While this is a doff of the hat to the classics in a way, the food at Punkah House in Bengaluru is a modern interpretation of many dishes influenced by our colonial history — Portuguese, French, British, Dutch and colonies in Burma and Ceylon. “At Punkah, the flavours of harissa spiced chicken pate are very Indian, but the technique of making pate is French-inspired. Similarly, the galouti mousse in our lamb sticky rice dish, uses a classic European method. The same goes for our jamun ceviche and even the rasam ramen,” explains Shikha Nath, brand director, Punkah House. “We have tried to incorporate the colonial influence very subtly into mainstream Indian cookery; without losing the essence of any of the individual cuisines,” she adds.

Tradition retold

Tracing Europe's influence on India's culinary heritage
 

Punam Singh, co-founder, Mustard, Mumbai too has a similar approach where she is committed to telling traditional stories from the rich cuisines of Bengal and France. “The two meet, not in fusion, but in flavours that one savours. Paupiettes are a favourite in Normandy, the part of France that our Chef Gregory hails from. Usually made with meat, he’s chosen to make these traditional parcels with rice, serving them with a red wine sauce that’s been thickened with a carrot purée.
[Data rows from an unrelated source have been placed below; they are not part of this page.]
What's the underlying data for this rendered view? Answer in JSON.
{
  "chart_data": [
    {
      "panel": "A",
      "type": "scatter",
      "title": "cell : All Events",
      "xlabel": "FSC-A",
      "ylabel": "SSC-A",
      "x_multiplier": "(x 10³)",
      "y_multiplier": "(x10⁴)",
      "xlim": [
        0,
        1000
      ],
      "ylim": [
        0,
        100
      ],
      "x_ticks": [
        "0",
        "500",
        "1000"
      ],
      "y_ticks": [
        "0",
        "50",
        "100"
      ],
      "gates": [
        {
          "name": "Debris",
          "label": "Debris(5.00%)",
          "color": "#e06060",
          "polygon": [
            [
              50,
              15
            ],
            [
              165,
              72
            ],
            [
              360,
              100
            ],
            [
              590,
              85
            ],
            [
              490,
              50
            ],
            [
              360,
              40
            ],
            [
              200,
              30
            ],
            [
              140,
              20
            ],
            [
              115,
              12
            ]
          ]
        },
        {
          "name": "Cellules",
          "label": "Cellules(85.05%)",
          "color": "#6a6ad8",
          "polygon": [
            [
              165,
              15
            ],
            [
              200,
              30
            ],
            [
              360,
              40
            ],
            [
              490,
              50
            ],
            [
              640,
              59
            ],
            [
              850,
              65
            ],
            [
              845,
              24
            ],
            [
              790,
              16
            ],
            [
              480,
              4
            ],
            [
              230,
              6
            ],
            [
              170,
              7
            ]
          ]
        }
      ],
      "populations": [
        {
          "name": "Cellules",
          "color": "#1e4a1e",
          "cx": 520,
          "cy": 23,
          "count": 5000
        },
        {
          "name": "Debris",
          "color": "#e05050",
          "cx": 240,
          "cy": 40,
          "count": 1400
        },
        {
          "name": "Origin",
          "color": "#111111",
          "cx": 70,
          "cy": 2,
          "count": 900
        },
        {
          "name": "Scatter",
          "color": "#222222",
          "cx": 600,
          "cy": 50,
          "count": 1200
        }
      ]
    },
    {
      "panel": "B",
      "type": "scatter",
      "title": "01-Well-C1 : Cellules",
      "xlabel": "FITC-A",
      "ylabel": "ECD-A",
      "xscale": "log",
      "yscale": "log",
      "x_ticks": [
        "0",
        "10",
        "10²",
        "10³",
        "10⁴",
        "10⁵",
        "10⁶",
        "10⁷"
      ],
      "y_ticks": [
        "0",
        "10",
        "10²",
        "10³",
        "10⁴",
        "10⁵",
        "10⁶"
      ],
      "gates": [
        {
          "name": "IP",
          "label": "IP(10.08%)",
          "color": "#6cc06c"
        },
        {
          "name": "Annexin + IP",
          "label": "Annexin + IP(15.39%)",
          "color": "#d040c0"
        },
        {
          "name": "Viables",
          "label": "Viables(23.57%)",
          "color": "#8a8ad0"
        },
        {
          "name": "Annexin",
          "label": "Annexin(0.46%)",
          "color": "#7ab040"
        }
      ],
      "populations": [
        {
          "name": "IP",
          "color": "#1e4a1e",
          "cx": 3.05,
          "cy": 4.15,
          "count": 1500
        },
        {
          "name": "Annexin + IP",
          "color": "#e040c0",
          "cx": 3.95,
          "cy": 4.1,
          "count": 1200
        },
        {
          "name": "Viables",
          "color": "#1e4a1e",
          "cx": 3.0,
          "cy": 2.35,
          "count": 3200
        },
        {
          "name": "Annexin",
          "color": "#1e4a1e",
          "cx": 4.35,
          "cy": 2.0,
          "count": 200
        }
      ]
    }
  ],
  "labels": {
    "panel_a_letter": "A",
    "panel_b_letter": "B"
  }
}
We also have the bandhakopir dolma, stuffed leaves and vegetables that are a legacy of the Armenians in Bengal. Here we stuff fresh cabbage leaves with rice and minced meat, and for vegetarians with mushroom. There is the chingri machher chiney kebab, a stuffed lobster served on a bed of salad,” elaborates Singh.

Over the centuries, cuisines in India have assimilated a lot of colonial influences. These have gone both ways. From the chamosa of Portugal that is inspired by the Indian samosa, to the kedgeree that pays tribute to our khichdi. While tracing the lineages of these dishes may prove difficult, the fact remains that a delicious legacy continues to prevail.